Over the past 200 years, large tracts of diverse biomes such as North American grasslands, the northern Kazakh steppe, the Brazilian cerrado, or Ontario’s Carolinian forest zone have been converted to commodity-based agricultural production (Comer et al. 2018; Petrick, Wandel,and Karsten 2013; Oliveira and Hecht 2016; Bowley 2016). The process of clearing more “natural” forms of land cover for commercial agricultural use has significantly compromised the carbon sequestration capacity of terrestrial biomes at the ecosphere scale (Zomer et al. 2017).
In most cases, the carbon sequestration potential of agricultural land cover categories cannot match the potential of well-managed, relatively natural forms of land cover (Deng, Liu, and Shangguan 2014; Yang et al. 2019; Purakayastha, Huggins, and Smith 2008; Castaño-Sánchez et al. 2021). For example, field-based research conducted in a south-central Ontario agricultural landscape demonstrates that areas of remnant forest contained 25% of farm-wide soil carbon even though remnant forest comprised only 15% of land cover at research sites (Mazzorato, Esch, and MacDougall 2022). These findings suggests that field boundary areas under perennial land cover such as trees and grasses provide more carbon sequestration capacity than areas under annual field crops.
Agricultural landscapes may serve as atmospheric carbon sinks if managed using practices that have been scientifically verified to sequester more carbon than they emit. It is important to stress that climatic and other environmental conditions may override the effects of changes to land use and land cover or shifts made in land management practices (Spengler 2011; Zomer et al. 2017). Recent research also points out that the agricultural sector continues to be a net source of GHG emissions and any practices that may sequester carbon over the long term may not provide additional capacity to sequester carbon from other economic sectors (Schlesinger 2022).
Carbon sequestration occurs in agricultural landscapes via two pathways: above-ground biomass growth and soil-based carbon sequestration. Above-ground biomass growth ties up carbon for relatively short timeframes (even woody biomass) because carbon stored in biomass is released back into the atmospheric carbon pool as plant matter decomposes. Therefore carbon stored as above-ground biomass is not seen as a viable means of long-term carbon sequestration (Zeng et al. 2013).

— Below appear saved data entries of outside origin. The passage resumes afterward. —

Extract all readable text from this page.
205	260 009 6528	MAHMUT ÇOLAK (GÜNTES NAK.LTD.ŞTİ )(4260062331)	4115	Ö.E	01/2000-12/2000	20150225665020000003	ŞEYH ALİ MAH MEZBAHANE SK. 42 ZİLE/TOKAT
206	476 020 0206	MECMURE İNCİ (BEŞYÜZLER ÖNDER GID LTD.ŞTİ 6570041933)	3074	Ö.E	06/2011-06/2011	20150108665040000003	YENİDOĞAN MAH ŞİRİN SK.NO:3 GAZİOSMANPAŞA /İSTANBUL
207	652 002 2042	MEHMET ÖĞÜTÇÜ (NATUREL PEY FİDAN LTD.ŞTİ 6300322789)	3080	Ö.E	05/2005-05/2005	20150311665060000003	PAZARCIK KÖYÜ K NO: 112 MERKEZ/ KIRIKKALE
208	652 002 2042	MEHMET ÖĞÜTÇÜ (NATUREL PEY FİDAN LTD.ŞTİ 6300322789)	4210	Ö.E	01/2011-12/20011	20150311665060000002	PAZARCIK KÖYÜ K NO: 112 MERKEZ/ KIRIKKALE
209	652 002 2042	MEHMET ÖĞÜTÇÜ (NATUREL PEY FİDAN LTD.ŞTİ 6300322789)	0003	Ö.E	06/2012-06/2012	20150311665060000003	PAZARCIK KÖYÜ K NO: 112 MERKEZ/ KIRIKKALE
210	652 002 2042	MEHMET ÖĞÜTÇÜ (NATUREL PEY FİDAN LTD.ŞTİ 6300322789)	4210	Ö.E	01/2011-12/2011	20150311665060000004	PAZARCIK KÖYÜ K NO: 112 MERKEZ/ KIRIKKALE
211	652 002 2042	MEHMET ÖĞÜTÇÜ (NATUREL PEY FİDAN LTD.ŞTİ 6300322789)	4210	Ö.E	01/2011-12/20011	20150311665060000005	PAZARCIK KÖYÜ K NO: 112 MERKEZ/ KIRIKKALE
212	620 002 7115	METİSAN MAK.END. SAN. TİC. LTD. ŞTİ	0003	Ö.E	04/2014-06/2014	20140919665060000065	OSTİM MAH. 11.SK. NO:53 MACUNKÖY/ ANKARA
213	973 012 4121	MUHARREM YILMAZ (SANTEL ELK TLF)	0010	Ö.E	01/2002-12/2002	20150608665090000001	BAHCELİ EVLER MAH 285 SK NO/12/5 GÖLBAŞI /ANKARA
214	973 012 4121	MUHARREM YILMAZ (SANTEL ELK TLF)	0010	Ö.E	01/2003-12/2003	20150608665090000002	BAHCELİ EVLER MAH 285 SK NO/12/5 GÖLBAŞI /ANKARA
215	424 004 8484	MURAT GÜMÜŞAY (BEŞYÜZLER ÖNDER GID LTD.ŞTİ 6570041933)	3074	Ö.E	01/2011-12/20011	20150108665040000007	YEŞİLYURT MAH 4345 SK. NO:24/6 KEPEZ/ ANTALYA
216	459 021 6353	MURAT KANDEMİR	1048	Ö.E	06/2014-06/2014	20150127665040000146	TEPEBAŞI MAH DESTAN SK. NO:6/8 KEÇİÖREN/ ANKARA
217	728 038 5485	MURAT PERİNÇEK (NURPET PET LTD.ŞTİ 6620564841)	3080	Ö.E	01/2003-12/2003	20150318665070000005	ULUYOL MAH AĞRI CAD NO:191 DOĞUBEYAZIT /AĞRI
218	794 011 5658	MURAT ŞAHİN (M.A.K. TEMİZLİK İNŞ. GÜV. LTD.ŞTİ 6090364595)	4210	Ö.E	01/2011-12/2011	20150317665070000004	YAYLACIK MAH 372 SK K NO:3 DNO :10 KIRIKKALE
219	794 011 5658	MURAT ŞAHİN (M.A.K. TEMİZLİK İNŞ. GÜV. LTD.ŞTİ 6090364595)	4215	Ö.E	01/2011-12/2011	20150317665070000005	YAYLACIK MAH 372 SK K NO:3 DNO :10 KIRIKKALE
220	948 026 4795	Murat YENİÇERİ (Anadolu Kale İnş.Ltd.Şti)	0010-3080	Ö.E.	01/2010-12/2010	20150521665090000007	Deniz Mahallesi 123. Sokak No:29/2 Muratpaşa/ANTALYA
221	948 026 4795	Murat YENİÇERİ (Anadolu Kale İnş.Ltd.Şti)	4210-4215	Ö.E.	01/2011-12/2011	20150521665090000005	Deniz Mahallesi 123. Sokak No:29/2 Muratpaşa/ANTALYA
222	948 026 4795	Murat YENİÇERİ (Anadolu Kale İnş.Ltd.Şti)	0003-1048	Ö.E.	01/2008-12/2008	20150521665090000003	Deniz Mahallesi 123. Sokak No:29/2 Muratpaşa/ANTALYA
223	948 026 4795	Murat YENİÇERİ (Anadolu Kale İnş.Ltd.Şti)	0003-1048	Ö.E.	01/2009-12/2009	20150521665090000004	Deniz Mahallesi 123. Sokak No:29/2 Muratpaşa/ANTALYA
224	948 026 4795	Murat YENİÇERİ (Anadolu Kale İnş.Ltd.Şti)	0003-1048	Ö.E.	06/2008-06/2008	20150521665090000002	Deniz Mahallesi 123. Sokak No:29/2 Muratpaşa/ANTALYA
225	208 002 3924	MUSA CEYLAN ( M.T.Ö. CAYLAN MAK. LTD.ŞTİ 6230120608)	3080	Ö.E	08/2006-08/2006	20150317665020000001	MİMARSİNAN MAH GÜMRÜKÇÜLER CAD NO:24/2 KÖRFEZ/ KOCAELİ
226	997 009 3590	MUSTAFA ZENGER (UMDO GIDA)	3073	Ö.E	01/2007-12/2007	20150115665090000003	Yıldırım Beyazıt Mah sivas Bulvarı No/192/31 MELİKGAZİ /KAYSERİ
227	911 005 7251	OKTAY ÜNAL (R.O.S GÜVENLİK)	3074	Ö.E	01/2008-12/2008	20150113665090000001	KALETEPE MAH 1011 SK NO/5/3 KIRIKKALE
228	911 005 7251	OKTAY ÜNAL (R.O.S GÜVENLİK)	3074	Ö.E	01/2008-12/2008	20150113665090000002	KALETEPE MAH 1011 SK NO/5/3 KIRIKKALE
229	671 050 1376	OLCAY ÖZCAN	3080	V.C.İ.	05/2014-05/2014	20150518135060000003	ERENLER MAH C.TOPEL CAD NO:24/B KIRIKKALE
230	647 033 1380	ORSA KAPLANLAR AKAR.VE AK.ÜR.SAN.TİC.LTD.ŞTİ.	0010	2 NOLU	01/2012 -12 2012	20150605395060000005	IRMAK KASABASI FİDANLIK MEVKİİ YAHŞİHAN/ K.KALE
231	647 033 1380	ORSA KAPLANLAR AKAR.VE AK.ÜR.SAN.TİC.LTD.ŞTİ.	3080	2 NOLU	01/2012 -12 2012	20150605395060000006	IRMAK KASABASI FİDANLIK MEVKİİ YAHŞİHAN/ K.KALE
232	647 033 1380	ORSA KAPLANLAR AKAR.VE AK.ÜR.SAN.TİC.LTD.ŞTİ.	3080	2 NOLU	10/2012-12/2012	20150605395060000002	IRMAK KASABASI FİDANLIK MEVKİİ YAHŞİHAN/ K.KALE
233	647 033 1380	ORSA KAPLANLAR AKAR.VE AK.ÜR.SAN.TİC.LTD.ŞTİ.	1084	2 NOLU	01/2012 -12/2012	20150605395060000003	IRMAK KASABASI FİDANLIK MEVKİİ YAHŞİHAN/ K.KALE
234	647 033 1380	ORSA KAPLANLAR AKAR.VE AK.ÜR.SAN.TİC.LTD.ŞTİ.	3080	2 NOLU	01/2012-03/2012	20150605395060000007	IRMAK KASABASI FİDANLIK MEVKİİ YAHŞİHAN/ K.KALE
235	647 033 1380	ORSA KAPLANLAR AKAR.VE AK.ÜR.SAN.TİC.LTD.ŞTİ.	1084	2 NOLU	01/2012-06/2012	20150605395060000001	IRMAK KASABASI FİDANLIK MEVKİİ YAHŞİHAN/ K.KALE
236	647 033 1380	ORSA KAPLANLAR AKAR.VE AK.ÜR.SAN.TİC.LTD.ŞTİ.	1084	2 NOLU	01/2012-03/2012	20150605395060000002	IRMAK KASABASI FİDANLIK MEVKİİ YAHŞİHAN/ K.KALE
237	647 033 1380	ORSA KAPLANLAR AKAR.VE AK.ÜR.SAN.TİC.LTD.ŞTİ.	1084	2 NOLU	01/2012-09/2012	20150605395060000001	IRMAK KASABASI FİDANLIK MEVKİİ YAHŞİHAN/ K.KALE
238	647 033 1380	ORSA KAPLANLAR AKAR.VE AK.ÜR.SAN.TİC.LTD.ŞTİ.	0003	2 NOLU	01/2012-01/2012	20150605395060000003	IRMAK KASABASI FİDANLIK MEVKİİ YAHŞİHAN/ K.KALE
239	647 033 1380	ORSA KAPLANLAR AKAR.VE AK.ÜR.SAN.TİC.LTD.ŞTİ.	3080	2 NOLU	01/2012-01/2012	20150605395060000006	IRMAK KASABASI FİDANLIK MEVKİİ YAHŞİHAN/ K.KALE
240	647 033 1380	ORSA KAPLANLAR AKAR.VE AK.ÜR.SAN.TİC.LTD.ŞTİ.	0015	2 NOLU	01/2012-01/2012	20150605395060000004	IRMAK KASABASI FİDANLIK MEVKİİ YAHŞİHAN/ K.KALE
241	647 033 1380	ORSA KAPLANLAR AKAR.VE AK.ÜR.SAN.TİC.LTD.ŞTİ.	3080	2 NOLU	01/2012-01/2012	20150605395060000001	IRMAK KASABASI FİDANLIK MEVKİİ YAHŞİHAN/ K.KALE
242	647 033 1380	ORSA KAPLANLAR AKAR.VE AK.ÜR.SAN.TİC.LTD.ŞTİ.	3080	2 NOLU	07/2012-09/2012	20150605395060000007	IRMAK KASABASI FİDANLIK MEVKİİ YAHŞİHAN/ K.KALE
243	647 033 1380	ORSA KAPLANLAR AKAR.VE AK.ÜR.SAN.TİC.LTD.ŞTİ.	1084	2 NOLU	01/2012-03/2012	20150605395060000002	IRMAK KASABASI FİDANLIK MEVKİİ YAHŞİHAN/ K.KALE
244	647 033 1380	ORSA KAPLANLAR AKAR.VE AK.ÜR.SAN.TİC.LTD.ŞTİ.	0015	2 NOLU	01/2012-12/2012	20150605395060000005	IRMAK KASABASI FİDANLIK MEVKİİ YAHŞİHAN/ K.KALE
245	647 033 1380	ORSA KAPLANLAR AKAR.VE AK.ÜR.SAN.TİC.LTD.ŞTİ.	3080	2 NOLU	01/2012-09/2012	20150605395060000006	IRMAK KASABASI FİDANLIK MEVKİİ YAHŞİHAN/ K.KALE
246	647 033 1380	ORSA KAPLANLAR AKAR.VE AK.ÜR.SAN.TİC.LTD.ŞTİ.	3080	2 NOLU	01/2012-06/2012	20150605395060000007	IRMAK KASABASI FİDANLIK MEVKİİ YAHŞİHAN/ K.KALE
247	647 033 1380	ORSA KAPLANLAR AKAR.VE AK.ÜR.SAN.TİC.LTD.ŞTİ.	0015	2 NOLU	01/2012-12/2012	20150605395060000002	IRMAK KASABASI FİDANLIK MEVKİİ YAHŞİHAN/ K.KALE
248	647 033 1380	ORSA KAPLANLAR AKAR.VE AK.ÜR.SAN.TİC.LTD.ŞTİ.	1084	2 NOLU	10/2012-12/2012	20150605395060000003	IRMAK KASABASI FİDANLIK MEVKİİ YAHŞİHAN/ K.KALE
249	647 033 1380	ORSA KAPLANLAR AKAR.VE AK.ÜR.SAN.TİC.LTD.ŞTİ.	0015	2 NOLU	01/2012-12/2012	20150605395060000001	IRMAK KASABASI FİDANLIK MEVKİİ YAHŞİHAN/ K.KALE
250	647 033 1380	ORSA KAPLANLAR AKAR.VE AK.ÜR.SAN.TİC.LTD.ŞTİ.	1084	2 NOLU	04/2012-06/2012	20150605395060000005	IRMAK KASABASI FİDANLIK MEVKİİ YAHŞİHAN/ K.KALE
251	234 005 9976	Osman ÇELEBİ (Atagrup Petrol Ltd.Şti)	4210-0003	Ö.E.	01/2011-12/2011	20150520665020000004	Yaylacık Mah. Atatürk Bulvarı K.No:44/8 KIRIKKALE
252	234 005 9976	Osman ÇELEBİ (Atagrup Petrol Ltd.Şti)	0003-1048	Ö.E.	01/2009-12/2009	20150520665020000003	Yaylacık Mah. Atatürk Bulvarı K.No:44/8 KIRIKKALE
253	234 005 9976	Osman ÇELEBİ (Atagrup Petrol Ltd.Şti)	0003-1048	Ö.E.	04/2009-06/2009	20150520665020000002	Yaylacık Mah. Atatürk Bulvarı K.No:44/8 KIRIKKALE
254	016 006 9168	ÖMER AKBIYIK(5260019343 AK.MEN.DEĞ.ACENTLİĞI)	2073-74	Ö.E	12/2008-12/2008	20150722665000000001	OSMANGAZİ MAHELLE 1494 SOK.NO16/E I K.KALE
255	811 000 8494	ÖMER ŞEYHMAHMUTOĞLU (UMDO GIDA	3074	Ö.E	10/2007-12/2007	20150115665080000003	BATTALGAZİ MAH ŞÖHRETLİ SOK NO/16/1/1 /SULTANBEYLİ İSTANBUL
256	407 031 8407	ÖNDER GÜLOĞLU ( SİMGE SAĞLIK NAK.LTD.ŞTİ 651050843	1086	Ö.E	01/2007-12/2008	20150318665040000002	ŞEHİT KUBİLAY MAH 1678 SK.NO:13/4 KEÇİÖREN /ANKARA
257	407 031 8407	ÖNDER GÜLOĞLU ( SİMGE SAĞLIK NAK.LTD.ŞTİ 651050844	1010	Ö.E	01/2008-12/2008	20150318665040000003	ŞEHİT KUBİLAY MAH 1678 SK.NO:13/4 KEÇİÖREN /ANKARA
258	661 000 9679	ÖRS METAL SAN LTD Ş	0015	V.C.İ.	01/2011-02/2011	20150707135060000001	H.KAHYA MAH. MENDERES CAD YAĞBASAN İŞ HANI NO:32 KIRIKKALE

The second pathway is via soil-based carbon sequestration. Soil-based carbon sequestration occurs when organic forms of carbon are stored in soils for relatively long timeframes. The primary mechanism for sequestering carbon in the soil at longer timescales is via exudatessecreted by plant roots into the soil rhizosphere. Exudates are short-chain starch molecules that serve a variety of purposes in the rhizosphere. In relation to carbon sequestration, exudates can be converted to stable forms of soil carbon by soil microbiota. A secondary mechanism of soil-based carbon sequestration is the decomposition of plant biomass at the soil surface and in the soil profile (Kell 2012; Jones, Nguyen, and Finlay 2009).
The ability of agricultural soils to sequester carbon is determined by two biophysical factors: biotic processes and physical soil structure. Biotic processes of living plants, animals, fungi, and microorganisms drive carbon inputs and outputs in soils. The physical structure of soils is comprised of inorganic and organic particles in the soil profile. Biotic and physical soil properties vary by depth. Upper soil layers closer to the surface are more influenced by the environment and land use and land cover. Most soil carbon is found in soil horizons closer to the surface (O and A soil horizons) (World Bank 2021, 11).
In conclusion, soil-based carbon sequestration is the primary pathway of carbon sequestration in agricultural landscapes. Even with field crop land management practices that promote soil-based carbon sequestration, this may not be enough to offset GHG emissions from within the agriculture sector. More “natural” forms of land cover provide better carbon sequestration capacity than areas of annual crops. To maximize carbon sequestration in agricultural landscapes, more attention should be paid to field boundary areas, pastures, and the conversion of marginal annual cropping areas back to perennial forms of land cover.